Operation: generate the final answer.
Output: response to the user.
At this point, the differences between the methods become visible as different evidence sources:
- ReKV answers from retrieved historical KV blocks.
- StreamKV answers from retrieved compressed segment KV and preserved summaries.
- InfiniPot-V answers from the current bounded compressed KV cache.
- StreamMem answers from compact KV memory with salient entries and frame prototypes.
- LiveVLM answers from full short-term KV plus retrieved long-term KV pages.
- StreamingTOM answers from dequantized retrieved group KV.
- rLiVS answers from retrieved captions, with short-term visual continuity maintained during streaming.
The main trade-off is clear:
- methods that keep or retrieve more visual KV preserve finer detail but pay memory and latency costs;
- methods that compress aggressively or use captions are cheaper but may lose details before the question arrives.
Pipeline Map
| Pipeline Stage | ReKV | StreamKV | InfiniPot-V | StreamMem | LiveVLM | StreamingTOM | rLiVS |
|---|---|---|---|---|---|---|---|
| 1. Stream unit | fixed block / frame | semantic segment | cache chunk / patch | chunk / filtered frames | clip | frame group | short clip |
| 2. Pre-LLM reduction | none | none | none | frame filtering | none | CTR token reduction | recurrent selected tokens |
| 3. Online encoding | sliding-window KV | segment KV + summary KV | KV grows until threshold | chunk KV update | clip-wise KV update | reduced-token KV | caption generation |
| 4. Memory write | full KV bank | summary KV + frame KV | append to cache | merge new and old KV | short-term then long-term KV | 4-bit group storage | caption store + recurrent tokens |
| 5. Query-agnostic retention | mostly none | guidance-prompt selection | TaR + VaN compression | chat-template attention pruning + prototypes | VSB compression | quantized OQM | caption as long-term memory |
| 6. Query-facing index | CLIP or averaged keys | segment representatives | compact cache | compact cache | PaR pages | group keys | captions |
| 7. Query-time retrieval | external / internal KV retrieval | layer-adaptive retrieval | direct compact cache | direct compact cache | PaR page retrieval | group retrieval | caption retrieval + MMR |
| 8. Cache reconstruction | consecutive retrieved tokens | relative QA positions | bounded cache positions | YaRN | remove position for retrieval, restore for reasoning | time-sorted DynamicCache | text context |
| 9. Answer generation | retrieved KV | retrieved segment KV | bounded KV | compact KV + prototypes | short-term KV + retrieved pages | dequantized group KV | retrieved captions |
Compact Mental Model
In strict pipeline order, the papers can be summarized like this:
- ReKV builds the basic pipeline: online KV encoding, store a large historical KV bank, retrieve relevant KV at question time, then answer.
- StreamKV improves the front and middle of that pipeline: semantic segmentation, summary KV, query-agnostic compression with a guidance prompt, and query-aware layer-adaptive retrieval.

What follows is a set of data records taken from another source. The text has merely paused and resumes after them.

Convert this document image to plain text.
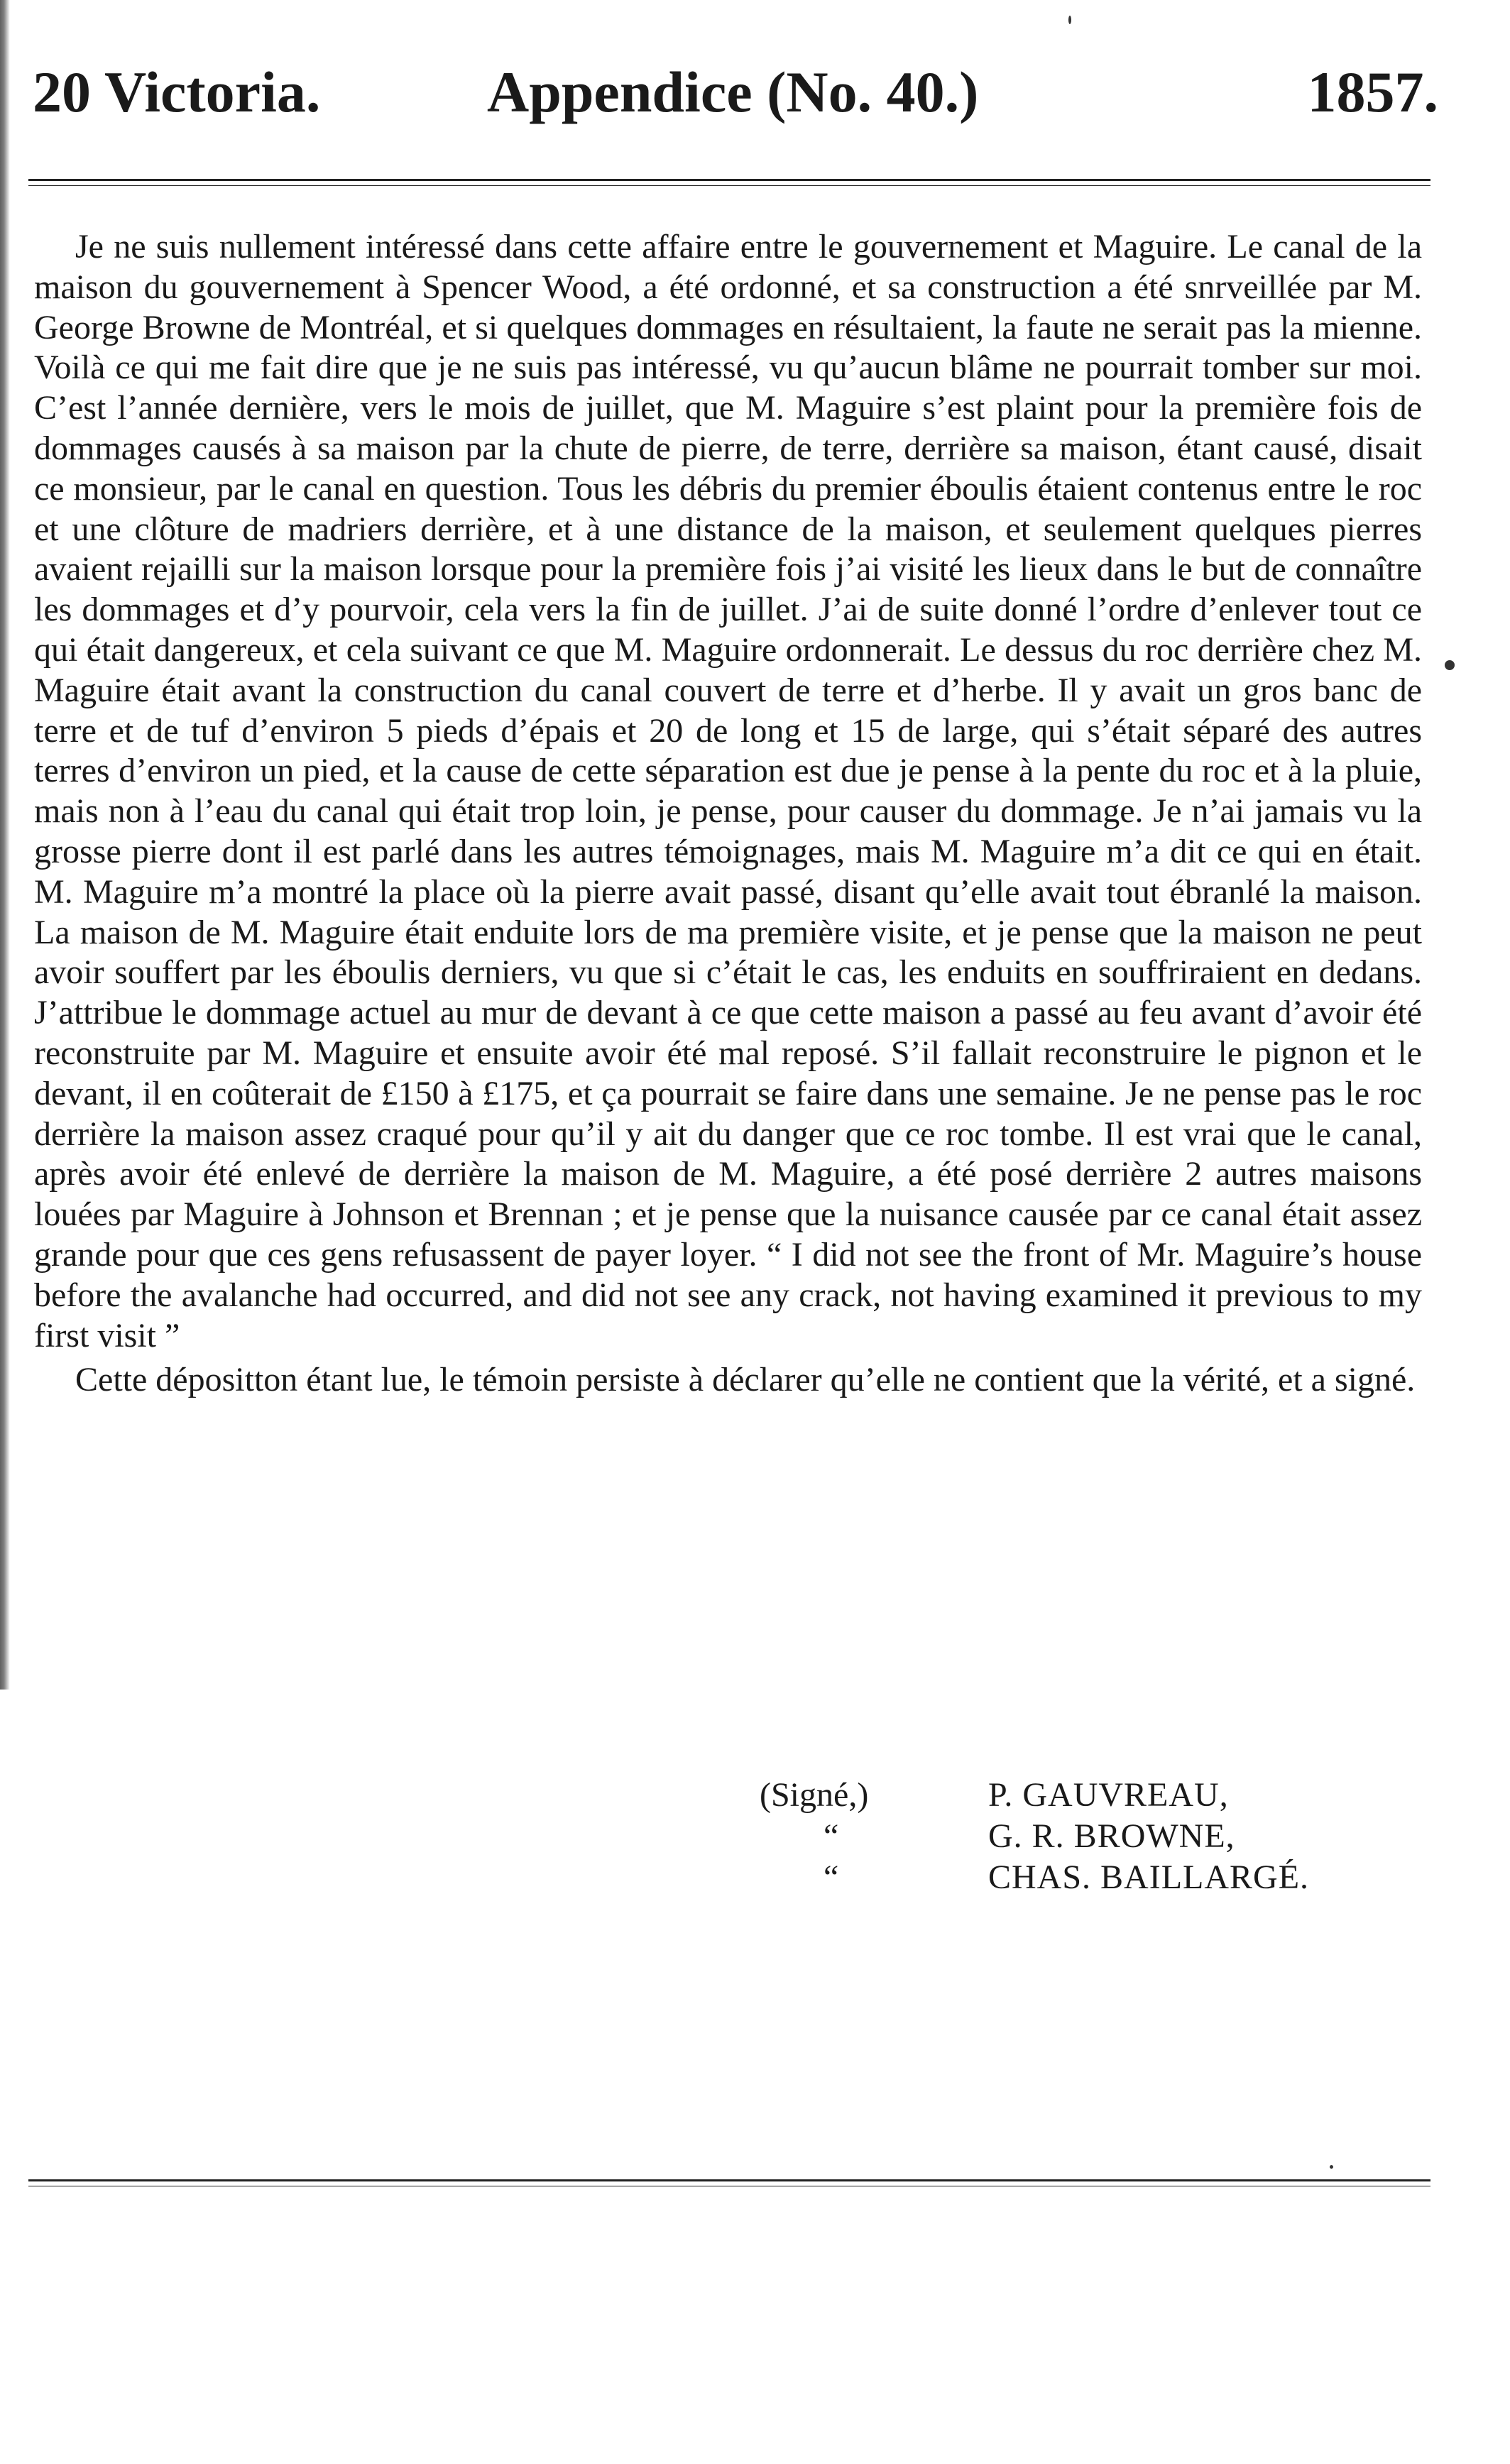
20 Victoria.	Appendice (No. 40.)	1857.

Je ne suis nullement intéressé dans cette affaire entre le gouvernement et Maguire. Le canal de la maison du gouvernement à Spencer Wood, a été ordonné, et sa construction a été snrveillée par M. George Browne de Montréal, et si quelques dommages en résultaient, la faute ne serait pas la mienne. Voilà ce qui me fait dire que je ne suis pas intéressé, vu qu’aucun blâme ne pourrait tomber sur moi. C’est l’année dernière, vers le mois de juillet, que M. Maguire s’est plaint pour la première fois de dommages causés à sa maison par la chute de pierre, de terre, derrière sa maison, étant causé, disait ce monsieur, par le canal en question. Tous les débris du premier éboulis étaient contenus entre le roc et une clôture de madriers derrière, et à une distance de la maison, et seulement quelques pierres avaient rejailli sur la maison lorsque pour la première fois j’ai visité les lieux dans le but de connaître les dommages et d’y pourvoir, cela vers la fin de juillet. J’ai de suite donné l’ordre d’enlever tout ce qui était dangereux, et cela suivant ce que M. Maguire ordonnerait. Le dessus du roc derrière chez M. Maguire était avant la construction du canal couvert de terre et d’herbe. Il y avait un gros banc de terre et de tuf d’environ 5 pieds d’épais et 20 de long et 15 de large, qui s’était séparé des autres terres d’environ un pied, et la cause de cette séparation est due je pense à la pente du roc et à la pluie, mais non à l’eau du canal qui était trop loin, je pense, pour causer du dommage. Je n’ai jamais vu la grosse pierre dont il est parlé dans les autres témoignages, mais M. Maguire m’a dit ce qui en était. M. Maguire m’a montré la place où la pierre avait passé, disant qu’elle avait tout ébranlé la maison. La maison de M. Maguire était enduite lors de ma première visite, et je pense que la maison ne peut avoir souffert par les éboulis derniers, vu que si c’était le cas, les enduits en souffriraient en dedans. J’attribue le dommage actuel au mur de devant à ce que cette maison a passé au feu avant d’avoir été reconstruite par M. Maguire et ensuite avoir été mal reposé. S’il fallait reconstruire le pignon et le devant, il en coûterait de £150 à £175, et ça pourrait se faire dans une semaine. Je ne pense pas le roc derrière la maison assez craqué pour qu’il y ait du danger que ce roc tombe. Il est vrai que le canal, après avoir été enlevé de derrière la maison de M. Maguire, a été posé derrière 2 autres maisons louées par Maguire à Johnson et Brennan ; et je pense que la nuisance causée par ce canal était assez grande pour que ces gens refusassent de payer loyer. “ I did not see the front of Mr. Maguire’s house before the avalanche had occurred, and did not see any crack, not having examined it previous to my first visit ”

Cette dépositton étant lue, le témoin persiste à déclarer qu’elle ne contient que la vérité, et a signé.

(Signé,)	P. GAUVREAU,
“	G. R. BROWNE,
“	CHAS. BAILLARGÉ.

- InfiniPot-V focuses on the online retention step: when KV memory grows too large, compress it with TaR and VaN under a hard memory cap.
- StreamMem also focuses on online retention, but uses the MLLM’s own chat-template attention as the saliency signal and keeps frame-wise prototypes.

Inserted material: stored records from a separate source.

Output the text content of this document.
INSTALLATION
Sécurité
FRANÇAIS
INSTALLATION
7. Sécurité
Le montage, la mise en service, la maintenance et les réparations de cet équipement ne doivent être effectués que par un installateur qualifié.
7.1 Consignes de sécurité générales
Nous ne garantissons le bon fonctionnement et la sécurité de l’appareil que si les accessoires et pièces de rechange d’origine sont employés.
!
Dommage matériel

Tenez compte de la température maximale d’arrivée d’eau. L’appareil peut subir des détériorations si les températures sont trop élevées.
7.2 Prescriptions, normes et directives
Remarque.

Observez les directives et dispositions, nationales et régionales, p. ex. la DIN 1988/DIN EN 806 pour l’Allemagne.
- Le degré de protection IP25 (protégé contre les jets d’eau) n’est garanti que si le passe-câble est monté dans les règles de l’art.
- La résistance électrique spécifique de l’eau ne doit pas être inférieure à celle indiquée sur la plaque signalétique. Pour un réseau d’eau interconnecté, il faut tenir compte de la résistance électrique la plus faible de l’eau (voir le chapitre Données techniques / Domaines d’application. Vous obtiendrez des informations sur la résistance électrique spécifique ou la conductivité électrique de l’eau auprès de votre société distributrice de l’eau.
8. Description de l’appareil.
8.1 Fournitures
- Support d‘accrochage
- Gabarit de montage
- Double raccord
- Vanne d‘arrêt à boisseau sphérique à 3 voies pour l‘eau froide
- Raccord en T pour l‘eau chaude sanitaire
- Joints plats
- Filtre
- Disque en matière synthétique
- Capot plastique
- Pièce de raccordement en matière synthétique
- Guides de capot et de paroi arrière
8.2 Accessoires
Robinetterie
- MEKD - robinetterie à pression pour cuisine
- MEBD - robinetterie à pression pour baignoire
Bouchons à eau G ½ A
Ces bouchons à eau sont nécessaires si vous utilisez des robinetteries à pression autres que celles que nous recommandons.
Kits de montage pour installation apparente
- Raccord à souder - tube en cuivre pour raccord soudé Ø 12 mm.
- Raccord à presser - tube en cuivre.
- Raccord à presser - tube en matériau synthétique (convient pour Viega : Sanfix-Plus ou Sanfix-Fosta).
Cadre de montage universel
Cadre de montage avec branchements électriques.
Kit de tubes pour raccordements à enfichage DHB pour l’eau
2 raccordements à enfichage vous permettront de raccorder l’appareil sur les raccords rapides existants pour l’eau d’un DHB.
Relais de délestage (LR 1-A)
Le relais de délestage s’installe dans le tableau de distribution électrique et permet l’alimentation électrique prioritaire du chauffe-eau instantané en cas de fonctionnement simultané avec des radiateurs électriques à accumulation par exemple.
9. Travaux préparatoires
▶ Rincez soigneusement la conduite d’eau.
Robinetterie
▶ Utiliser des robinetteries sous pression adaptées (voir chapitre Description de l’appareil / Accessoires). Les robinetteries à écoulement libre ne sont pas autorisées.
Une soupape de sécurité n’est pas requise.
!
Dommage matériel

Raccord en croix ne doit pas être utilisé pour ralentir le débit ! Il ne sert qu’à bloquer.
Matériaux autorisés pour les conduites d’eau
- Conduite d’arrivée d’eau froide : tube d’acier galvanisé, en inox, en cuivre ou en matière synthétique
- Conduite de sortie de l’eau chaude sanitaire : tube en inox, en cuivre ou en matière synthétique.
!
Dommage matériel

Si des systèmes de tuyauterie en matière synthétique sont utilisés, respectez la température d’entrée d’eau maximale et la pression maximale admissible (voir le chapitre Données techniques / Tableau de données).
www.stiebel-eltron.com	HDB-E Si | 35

- LiveVLM splits memory into full short-term KV and compressed long-term KV, then retrieves relevant long-term pages with PaR when the question arrives.

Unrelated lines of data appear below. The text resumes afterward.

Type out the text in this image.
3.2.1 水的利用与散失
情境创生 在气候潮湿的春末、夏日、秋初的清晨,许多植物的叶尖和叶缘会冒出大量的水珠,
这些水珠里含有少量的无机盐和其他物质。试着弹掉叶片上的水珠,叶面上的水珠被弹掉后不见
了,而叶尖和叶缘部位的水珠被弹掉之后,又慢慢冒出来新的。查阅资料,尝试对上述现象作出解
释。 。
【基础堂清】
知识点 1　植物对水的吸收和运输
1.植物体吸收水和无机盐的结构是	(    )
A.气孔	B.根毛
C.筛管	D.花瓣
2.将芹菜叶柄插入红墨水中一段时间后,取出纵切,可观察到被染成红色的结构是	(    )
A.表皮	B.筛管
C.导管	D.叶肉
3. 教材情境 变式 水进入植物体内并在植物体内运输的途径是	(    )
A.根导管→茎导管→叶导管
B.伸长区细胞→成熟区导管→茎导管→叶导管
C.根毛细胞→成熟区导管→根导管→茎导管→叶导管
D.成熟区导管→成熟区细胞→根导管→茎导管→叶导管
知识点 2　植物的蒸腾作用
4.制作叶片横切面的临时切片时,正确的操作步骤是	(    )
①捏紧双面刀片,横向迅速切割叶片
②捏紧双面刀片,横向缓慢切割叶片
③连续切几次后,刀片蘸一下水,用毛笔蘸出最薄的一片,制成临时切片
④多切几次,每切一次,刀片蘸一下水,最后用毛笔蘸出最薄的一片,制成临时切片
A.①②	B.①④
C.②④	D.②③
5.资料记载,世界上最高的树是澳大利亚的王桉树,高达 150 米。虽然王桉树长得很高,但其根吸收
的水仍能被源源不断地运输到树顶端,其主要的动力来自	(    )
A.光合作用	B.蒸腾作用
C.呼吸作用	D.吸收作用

- StreamingTOM moves the first major compression step earlier: CTR reduces visual tokens before the LLM, and OQM stores the resulting group KV in 4-bit form.
- rLiVS changes the long-term memory modality: visual tokens are used for short-term recurrence, while long-term memory becomes caption-based text retrieval.
The cleanest future system may combine multiple stages:
semantic stream units + pre-LLM token reduction + bounded KV retention + query-facing memory index + query-aware retrieval + careful cache reconstruction + optional caption memory.
The real design question is not which single paper is best. It is:
Given constraints on latency, VRAM, video length, and question type, which method should be used at each pipeline stage?